The innovative models being developed may enable antibiotics to accurately target specific bacteria in particular areas of the body. This advancement could significantly improve our fight against the increasingly serious issue of antibiotic resistance.
Recognizing the escalating concern of antibiotic resistance, researchers at the University of Virginia School of Medicine have created advanced computer models that could allow these vital medications to precisely target only certain bacteria in designated regions of the body.
Currently, antibiotics act indiscriminately, killing all bacteria they encounter. Their widespread usage has led to a rising number of resistant bacteria, jeopardizing one of medical science’s key defenses against illness.
Conversely, UVA’s new strategy aims to minimize bacterial exposure to antibiotics, thereby lowering the risk of developing resistance. This method also marks a significant advancement in precision medicine, which enables healthcare providers to customize treatments according to individual patient needs. Instead of prescribing broad-spectrum antibiotics that eliminate both harmful and beneficial bacteria, patients could receive targeted antibiotics that focus solely on the bacteria responsible for specific issues in targeted areas of the body.
“Many biomedical problems are incredibly intricate, and computer models are proving to be a powerful resource for addressing these challenges,” noted researcher Jason Papin, PhD, from UVA’s Department of Biomedical Engineering. “We are optimistic that our molecular network computer models of bacteria will aid in creating new infection treatment strategies.”
More Targeted Antibiotics
UVA’s novel method resulted from an extraordinary effort led by Papin, PhD student Emma Glass, and their team, in collaboration with Andrew Warren, PhD, from UVA’s Biocomplexity Institute. Together, they developed intricate computer models of every known human bacterial pathogen with enough genetic information accessible.
Glass then assessed all the models and pinpointed shared characteristics among the bacteria. This investigation revealed that bacteria residing in certain body regions, like the stomach, typically exhibited similar metabolic traits. Essentially, their environment significantly influences their behavior.
“Our computer models showed that stomach-dwelling bacteria exhibit distinct properties,” stated Glass. “These characteristics can guide the development of targeted antibiotics, which we hope will one day mitigate the emergence of resistant infections.”
The commonalities found among microbes in various locations could present vulnerabilities for harmful bacteria within our bodies. Continued research may enable healthcare providers to target specific bacterial types in designated areas, minimizing reliance on broad-spectrum antibiotics.

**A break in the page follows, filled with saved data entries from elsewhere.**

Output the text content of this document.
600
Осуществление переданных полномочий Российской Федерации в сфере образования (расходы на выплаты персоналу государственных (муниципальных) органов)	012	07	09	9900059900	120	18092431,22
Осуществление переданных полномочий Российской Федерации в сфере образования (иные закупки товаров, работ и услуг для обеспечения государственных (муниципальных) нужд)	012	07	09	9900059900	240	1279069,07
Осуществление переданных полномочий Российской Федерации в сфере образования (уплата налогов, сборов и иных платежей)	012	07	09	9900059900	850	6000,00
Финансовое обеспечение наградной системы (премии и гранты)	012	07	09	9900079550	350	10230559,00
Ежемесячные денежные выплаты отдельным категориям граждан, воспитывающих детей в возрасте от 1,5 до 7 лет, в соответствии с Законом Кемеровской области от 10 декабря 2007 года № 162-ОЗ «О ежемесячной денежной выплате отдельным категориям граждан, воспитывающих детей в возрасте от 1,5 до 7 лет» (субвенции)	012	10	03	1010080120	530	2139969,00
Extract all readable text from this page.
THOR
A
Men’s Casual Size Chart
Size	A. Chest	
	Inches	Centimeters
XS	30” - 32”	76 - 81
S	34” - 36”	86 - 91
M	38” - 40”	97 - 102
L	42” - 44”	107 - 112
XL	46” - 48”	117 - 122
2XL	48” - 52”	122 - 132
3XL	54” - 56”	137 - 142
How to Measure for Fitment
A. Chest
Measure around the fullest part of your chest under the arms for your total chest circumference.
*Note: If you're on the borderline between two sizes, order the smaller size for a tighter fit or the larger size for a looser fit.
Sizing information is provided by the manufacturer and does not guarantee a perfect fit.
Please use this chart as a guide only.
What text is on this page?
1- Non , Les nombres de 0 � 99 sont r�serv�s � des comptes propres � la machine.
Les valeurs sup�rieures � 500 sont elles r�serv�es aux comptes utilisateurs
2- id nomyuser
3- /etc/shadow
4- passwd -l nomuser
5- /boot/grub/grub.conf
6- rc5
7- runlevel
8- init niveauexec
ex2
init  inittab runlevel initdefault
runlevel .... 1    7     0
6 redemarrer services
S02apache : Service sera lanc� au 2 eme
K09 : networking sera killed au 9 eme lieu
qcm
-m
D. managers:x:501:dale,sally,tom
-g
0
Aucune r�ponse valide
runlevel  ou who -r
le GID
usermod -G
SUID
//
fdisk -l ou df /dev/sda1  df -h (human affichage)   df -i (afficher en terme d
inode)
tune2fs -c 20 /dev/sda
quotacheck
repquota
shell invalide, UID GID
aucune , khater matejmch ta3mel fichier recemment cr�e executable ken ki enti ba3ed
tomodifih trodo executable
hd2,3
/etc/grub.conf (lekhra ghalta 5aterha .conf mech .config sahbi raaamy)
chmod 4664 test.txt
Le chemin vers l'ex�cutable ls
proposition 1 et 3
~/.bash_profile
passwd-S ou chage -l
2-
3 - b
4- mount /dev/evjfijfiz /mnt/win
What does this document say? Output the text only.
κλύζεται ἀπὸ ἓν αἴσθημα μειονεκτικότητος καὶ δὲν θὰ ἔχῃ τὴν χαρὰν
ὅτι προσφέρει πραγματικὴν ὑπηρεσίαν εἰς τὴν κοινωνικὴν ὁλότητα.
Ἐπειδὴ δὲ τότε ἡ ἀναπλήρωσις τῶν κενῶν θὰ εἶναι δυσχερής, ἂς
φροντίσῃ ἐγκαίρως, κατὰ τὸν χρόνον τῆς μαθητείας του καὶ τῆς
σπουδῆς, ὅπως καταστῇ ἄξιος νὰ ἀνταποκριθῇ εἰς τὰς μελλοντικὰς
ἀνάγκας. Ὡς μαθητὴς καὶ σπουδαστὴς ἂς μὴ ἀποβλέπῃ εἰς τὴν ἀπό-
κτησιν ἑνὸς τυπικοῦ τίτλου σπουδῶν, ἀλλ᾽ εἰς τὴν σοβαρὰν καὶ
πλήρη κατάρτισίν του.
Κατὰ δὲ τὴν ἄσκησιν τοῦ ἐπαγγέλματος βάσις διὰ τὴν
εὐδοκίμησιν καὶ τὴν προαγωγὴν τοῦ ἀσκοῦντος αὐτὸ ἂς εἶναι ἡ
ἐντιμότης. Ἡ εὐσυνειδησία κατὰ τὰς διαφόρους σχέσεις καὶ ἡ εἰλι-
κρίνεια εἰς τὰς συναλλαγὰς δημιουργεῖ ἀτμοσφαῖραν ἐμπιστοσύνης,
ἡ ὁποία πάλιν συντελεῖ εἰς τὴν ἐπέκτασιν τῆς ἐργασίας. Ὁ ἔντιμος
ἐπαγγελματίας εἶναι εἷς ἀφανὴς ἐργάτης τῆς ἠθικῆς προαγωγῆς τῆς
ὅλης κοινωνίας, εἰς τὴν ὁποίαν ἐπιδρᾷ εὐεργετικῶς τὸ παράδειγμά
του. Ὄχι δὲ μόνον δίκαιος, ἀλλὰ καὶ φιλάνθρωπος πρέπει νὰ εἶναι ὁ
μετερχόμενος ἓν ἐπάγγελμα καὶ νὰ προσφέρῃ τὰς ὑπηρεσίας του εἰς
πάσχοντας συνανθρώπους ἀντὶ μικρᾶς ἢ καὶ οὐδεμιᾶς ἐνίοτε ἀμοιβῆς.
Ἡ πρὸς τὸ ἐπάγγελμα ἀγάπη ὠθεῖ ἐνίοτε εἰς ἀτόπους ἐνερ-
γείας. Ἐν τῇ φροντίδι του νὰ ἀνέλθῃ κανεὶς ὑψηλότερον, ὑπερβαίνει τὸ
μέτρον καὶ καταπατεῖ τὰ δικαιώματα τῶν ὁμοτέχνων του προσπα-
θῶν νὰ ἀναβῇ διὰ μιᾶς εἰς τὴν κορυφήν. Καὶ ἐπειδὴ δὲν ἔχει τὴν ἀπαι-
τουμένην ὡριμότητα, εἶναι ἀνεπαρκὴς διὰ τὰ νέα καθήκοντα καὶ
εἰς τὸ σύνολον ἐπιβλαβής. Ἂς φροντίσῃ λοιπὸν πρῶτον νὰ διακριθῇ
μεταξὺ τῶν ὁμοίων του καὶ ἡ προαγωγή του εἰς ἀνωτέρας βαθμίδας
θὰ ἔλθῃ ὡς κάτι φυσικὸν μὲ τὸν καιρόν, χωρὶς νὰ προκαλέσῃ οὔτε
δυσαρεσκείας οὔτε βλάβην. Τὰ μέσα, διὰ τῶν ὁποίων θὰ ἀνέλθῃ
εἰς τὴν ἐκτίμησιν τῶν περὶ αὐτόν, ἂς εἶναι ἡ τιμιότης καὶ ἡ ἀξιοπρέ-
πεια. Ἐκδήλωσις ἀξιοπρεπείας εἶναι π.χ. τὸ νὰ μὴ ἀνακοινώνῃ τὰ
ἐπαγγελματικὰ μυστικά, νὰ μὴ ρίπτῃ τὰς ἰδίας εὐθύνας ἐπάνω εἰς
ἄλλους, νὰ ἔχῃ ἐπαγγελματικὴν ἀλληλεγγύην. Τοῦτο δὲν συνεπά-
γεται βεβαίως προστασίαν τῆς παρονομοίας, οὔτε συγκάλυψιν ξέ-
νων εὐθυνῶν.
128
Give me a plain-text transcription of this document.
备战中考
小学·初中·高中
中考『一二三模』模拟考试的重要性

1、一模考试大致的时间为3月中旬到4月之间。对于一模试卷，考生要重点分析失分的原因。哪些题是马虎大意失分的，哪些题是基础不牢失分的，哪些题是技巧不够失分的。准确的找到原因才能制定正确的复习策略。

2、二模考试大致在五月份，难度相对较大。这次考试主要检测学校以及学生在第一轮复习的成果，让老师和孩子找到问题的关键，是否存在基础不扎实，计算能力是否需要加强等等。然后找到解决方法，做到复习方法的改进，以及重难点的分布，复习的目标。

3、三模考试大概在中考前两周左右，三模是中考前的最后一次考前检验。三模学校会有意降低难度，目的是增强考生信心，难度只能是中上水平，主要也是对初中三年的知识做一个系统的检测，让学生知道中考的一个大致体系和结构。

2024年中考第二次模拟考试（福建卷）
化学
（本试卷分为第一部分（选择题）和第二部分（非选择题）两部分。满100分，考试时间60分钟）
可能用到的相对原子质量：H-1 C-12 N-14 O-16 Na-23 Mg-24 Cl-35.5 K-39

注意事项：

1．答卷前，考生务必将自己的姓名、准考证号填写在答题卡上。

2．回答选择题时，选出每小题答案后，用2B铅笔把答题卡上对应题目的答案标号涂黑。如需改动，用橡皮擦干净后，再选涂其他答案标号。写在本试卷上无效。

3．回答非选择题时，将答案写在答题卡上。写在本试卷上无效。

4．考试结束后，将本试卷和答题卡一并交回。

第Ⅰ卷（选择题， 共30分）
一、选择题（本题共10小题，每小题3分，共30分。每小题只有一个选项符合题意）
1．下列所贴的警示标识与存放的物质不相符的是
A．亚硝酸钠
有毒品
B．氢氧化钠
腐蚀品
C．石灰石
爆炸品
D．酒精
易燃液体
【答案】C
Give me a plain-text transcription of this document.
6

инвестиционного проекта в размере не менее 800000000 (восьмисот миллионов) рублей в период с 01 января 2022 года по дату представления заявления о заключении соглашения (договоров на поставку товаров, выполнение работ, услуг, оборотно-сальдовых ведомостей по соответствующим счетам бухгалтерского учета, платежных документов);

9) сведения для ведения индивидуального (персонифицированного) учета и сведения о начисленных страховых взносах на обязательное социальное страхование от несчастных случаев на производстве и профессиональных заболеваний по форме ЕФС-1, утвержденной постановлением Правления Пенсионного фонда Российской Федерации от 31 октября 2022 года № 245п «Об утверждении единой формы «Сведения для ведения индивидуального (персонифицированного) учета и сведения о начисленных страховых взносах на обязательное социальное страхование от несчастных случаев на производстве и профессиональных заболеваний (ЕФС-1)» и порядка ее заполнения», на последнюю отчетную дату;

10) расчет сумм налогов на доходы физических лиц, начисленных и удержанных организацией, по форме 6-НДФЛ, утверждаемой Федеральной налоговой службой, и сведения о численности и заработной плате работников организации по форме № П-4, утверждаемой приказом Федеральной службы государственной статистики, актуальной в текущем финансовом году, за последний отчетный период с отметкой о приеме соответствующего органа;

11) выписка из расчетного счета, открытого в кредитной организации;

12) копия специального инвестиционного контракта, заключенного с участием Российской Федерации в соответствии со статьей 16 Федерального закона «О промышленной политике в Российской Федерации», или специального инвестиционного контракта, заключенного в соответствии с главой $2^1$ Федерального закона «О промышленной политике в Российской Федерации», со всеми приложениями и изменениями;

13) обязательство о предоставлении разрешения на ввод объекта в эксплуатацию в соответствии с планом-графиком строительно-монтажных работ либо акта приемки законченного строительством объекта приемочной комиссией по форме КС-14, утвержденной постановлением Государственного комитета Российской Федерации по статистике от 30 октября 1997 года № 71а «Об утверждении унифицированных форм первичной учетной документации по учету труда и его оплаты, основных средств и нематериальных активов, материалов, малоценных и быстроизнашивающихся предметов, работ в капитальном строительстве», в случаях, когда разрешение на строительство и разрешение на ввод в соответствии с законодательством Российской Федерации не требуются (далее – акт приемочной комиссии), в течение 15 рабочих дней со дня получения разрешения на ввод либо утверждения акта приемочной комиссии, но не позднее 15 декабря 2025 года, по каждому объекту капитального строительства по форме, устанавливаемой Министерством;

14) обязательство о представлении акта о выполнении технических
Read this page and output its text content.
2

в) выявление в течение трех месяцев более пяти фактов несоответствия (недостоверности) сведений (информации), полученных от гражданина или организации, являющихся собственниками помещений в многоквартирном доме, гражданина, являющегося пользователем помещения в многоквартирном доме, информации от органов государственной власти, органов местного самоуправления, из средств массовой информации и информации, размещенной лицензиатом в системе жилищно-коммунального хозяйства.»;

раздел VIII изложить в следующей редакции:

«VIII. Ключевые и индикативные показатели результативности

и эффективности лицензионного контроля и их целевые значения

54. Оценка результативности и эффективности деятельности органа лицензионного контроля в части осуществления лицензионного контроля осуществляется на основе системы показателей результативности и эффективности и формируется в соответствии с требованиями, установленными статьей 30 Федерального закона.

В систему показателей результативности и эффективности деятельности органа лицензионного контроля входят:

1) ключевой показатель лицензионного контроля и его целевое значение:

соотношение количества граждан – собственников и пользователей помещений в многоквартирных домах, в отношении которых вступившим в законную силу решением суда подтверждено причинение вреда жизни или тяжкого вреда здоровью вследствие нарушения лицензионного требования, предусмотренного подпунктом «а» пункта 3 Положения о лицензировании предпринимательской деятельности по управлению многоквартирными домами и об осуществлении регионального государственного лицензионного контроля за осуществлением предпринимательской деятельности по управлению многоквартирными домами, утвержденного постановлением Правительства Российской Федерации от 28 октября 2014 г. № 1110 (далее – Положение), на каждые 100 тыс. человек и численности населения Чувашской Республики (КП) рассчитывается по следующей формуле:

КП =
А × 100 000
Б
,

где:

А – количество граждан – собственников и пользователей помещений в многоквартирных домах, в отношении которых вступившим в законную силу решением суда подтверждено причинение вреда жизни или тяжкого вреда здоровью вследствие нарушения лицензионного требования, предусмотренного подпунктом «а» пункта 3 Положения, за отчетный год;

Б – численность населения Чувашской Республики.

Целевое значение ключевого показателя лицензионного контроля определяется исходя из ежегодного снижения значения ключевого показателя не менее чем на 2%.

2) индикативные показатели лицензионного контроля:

By applying their computer-modeling techniques, Papin and his team have successfully inhibited the growth of harmful stomach bacteria in laboratory tests. This outcome bodes well for the future applications of their modeling strategy.
“We still have a lot to explore to validate these concepts for different bacteria and infection types,” Papin indicated. “Nonetheless, this work highlights the tremendous potential of data science and computer modeling to address significant challenges in biomedical research.”